I will also be clear that a well designed system must provide twin digesters, because eventually a single digester will fill up, which might take five years, ten years or even twenty years depending on capacity and average number of users. The fresh stuff will be on top and nobody likes cleaning that out from a hatch. In contrast, removing humus from the rested side is a pleasure. There must also be a means for the worms to migrate from one digester to the other.

Next, the "greenfield" or "leachate distribution system" is essential for a vermifilter toilet because it flushes... and therefore generates a quantity of primary-treated wastewater. This is not different from wastewater effluent from a septic tank. The simple rule of thumb is to design and construct soakage fields so that the water is dispersed (rather than concentrated) so it does not enter water tables. Lots of novel ideas abound, but in my view to really take advantage of the nutrient rich water discharged form the primary vermidigester, a secondary vermifilter should be installed so that surface irrigation can be used.
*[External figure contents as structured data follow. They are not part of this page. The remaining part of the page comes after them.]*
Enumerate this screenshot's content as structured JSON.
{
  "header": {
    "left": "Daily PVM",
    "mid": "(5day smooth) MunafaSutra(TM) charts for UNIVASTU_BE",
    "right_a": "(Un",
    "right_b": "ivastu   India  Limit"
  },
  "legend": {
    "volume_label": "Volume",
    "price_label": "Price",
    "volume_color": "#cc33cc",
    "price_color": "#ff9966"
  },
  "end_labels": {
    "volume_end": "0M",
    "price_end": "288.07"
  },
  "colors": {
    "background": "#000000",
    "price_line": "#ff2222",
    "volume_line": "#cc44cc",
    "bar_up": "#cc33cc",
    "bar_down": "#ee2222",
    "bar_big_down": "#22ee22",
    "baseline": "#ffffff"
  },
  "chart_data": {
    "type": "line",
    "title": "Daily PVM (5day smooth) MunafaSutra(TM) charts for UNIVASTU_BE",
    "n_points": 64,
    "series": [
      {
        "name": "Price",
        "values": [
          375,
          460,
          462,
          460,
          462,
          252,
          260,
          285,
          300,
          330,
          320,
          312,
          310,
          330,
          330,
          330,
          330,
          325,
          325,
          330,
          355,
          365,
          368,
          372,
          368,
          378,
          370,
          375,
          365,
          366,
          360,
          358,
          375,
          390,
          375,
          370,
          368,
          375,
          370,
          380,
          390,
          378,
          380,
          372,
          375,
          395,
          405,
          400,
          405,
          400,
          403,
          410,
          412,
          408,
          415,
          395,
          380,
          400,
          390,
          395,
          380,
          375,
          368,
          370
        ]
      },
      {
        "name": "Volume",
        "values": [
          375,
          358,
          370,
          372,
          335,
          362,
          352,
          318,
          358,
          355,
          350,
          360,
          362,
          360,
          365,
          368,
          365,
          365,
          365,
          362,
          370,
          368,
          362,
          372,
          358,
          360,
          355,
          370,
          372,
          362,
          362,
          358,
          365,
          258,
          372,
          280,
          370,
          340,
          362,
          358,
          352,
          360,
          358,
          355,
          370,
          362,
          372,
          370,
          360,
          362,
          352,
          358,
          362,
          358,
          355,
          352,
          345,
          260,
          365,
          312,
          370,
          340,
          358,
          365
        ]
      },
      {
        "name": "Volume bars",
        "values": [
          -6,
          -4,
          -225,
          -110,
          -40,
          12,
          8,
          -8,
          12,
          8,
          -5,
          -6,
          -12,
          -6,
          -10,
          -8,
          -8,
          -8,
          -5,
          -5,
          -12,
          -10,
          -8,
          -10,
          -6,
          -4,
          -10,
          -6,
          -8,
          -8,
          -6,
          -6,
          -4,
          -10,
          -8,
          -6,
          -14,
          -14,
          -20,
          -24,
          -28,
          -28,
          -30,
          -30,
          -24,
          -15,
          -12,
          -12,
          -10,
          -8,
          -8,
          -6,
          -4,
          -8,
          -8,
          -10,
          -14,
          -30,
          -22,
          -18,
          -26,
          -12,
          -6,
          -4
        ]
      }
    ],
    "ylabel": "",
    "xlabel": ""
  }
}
This means you can take the water directly to the plants you want to feed using drippers, with suspended solids removed, a low BOD and low pathogen levels.

Wendy, I wrote a book about composting toilets.
That's my point: They are hard to empty. And some folks are saying that's not an issue. Then I find out it is an issue.
Those cubes are also used by people creating composting toilets. Two years later, you find they have abandoned that design because they are hard to empty without cutting them up and risking leakage after that.


Many (not all!) septic tanks go years before they are pumped out.
So much depends on the temperature, volume, throughput, design (the 2-chamber and 3-chamber designs work better), and leachate system.
Septage is sludgey but with enough moisture, a pump truck can remove it.